Glitzy prom on the Baltimore waters, emotional and liberating graduation, and raucous beach week. These three events mark milestones as seniors head off from high school to the real world, but some believe prom should be open to juniors, too.
RHS alumna Sophia Dillon said, “I think prom should be for seniors only because it’s more special to have a dance only for the senior class. It’s more memorable to have it just one year of high school and it should be celebrating the graduating seniors.”
Although some juniors, sophomores and even freshmen are taken to prom by seniors, the event is generally senior-dominated and should continue that way, as allowing a whole other class to come would dilute the value for the senior class.
Juniors at RHS are not in favor of a junior-senior prom. “I don’t want the junior class at my prom next year,” junior Mary-Kate Barrett said. “There are tons of whole school events like homecoming, football games and pep rallies that all students can attend, but prom should be for the seniors only.”

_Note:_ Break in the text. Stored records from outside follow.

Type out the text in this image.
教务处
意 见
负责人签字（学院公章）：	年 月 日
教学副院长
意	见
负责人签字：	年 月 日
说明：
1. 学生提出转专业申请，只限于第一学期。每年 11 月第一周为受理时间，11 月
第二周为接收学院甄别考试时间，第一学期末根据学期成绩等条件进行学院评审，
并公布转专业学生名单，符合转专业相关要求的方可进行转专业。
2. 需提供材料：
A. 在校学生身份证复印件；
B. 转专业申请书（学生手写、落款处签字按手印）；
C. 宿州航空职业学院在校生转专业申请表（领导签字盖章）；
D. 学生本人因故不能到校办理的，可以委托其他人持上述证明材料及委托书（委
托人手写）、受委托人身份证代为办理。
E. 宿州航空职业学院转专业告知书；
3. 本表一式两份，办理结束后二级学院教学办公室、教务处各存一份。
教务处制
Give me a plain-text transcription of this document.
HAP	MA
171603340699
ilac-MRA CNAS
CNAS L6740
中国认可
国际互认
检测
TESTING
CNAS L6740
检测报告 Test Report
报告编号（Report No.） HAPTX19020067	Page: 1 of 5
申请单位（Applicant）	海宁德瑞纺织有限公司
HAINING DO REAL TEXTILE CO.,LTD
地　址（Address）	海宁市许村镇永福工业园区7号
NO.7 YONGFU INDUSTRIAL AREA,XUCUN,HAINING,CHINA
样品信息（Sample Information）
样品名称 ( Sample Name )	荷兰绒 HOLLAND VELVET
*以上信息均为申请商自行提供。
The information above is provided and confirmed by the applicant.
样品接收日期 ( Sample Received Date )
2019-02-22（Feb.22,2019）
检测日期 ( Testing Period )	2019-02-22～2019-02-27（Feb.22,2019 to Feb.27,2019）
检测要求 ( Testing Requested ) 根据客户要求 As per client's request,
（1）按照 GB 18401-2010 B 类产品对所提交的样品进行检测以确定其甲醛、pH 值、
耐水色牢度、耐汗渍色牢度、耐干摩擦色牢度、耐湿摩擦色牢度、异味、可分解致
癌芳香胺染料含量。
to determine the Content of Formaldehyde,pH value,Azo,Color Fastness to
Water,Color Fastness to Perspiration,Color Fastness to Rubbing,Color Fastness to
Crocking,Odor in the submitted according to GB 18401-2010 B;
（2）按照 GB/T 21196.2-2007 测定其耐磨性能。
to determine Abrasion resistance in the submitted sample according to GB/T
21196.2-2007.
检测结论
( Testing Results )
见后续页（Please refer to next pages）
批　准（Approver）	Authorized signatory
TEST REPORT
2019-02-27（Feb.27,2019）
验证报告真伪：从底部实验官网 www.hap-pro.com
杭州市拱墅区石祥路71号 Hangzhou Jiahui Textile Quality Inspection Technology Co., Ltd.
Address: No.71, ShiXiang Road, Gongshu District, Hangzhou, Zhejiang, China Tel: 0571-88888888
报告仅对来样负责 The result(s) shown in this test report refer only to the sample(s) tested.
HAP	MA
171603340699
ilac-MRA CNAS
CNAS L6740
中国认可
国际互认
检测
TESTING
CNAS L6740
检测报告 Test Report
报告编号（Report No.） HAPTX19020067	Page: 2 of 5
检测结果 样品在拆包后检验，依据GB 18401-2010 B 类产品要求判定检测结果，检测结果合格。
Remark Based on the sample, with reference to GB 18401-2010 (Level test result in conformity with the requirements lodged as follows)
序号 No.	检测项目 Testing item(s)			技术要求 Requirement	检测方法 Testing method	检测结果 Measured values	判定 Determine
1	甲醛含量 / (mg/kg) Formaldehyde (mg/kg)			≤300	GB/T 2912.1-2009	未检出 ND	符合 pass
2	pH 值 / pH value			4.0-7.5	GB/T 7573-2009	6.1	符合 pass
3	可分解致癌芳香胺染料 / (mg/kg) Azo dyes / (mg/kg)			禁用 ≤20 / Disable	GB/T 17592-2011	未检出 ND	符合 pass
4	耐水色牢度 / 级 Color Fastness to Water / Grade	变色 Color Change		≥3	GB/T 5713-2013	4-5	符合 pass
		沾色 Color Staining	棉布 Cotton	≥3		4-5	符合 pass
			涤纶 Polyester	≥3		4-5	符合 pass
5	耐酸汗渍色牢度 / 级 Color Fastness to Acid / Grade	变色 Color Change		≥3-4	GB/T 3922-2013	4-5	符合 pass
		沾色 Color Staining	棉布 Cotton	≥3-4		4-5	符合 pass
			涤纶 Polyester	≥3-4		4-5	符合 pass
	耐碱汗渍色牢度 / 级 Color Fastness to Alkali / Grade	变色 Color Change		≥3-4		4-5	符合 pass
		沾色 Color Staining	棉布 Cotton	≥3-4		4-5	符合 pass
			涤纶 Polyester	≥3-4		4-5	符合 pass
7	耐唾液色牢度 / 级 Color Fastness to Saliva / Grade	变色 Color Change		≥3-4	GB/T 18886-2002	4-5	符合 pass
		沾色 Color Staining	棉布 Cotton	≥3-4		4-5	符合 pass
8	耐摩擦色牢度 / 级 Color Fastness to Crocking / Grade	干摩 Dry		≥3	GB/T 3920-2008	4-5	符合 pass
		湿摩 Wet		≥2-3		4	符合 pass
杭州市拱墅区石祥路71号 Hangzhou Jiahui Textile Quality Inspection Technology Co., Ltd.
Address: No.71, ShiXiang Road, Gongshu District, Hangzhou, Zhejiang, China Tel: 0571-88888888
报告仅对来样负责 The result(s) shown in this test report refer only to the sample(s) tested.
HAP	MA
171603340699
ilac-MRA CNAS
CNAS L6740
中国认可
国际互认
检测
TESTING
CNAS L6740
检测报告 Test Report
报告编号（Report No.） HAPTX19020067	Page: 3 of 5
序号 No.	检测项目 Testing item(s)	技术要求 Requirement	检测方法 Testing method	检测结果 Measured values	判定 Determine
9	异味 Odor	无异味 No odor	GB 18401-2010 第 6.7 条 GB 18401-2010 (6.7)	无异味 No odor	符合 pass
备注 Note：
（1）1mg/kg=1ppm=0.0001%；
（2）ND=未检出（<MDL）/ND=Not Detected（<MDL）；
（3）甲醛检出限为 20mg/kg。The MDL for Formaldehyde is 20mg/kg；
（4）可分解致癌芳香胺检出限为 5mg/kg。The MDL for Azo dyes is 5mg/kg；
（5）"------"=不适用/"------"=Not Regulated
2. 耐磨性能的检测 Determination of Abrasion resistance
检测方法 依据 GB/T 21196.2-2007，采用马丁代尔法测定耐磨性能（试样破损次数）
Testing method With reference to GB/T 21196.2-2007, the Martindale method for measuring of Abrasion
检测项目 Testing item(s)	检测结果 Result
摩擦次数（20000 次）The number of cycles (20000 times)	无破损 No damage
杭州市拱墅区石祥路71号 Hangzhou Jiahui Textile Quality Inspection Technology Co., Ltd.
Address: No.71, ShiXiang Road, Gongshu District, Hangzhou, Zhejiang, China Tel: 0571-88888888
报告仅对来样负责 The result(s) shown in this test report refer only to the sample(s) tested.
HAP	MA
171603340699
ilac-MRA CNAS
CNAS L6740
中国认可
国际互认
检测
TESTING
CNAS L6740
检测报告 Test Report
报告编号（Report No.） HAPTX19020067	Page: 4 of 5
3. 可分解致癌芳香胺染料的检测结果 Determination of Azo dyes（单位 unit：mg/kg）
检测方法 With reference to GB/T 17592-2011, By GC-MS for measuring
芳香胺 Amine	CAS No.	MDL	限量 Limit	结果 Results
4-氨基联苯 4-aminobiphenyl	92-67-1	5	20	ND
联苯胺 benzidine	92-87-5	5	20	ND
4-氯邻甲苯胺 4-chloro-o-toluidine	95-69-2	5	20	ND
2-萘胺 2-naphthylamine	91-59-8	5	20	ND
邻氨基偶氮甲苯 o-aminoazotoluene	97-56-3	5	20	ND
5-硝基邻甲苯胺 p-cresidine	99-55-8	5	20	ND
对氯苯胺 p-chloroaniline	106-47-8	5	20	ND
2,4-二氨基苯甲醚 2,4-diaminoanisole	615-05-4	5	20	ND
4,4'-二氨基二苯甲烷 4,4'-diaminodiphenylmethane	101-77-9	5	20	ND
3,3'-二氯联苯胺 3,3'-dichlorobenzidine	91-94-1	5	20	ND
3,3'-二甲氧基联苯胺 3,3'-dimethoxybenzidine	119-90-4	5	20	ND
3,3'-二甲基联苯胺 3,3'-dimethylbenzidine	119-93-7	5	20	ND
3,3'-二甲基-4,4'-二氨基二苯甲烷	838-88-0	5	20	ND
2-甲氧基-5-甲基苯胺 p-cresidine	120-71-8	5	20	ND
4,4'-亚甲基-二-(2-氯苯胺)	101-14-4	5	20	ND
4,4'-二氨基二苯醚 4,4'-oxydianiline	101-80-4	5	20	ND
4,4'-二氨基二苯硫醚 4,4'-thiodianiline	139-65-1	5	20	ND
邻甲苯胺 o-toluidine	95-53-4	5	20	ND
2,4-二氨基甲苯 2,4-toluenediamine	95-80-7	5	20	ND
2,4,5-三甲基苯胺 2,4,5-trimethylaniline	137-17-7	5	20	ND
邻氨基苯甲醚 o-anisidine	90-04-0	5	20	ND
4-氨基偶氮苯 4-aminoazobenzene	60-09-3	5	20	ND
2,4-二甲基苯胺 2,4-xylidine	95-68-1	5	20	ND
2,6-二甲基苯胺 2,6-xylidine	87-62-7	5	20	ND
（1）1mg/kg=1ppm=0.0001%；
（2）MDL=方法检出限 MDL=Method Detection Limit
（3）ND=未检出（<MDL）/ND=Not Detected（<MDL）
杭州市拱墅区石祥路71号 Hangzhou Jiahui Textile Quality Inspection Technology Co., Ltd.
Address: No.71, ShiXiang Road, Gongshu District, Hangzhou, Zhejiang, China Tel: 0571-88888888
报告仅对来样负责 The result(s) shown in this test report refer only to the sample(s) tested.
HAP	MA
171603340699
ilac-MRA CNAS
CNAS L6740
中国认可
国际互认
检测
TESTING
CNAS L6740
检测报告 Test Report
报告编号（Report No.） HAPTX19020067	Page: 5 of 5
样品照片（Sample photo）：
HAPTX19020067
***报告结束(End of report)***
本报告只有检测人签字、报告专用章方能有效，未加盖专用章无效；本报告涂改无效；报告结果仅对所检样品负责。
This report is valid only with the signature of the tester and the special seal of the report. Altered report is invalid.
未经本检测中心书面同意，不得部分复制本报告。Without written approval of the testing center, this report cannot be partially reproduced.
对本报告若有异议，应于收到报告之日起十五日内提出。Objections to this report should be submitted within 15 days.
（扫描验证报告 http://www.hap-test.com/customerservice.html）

Prom is held on “The Spirit of Baltimore” boat in the Inner Harbor of Baltimore. Allowing another entire class to attend prom would simply not work in terms of space.
The after-prom party is another huge factor in the choice of having a senior-only prom. The event is held in the Longwood Community Center in Olney, featuring fun activities like laser tag, moonbounces and great prizes.
But the after-party has its limit as well. Allowing more students to attend would exceed the space available in the Longwood Community Center. RHS should stick to tradition and keep the classic senior-only prom which we have been known and loved for years.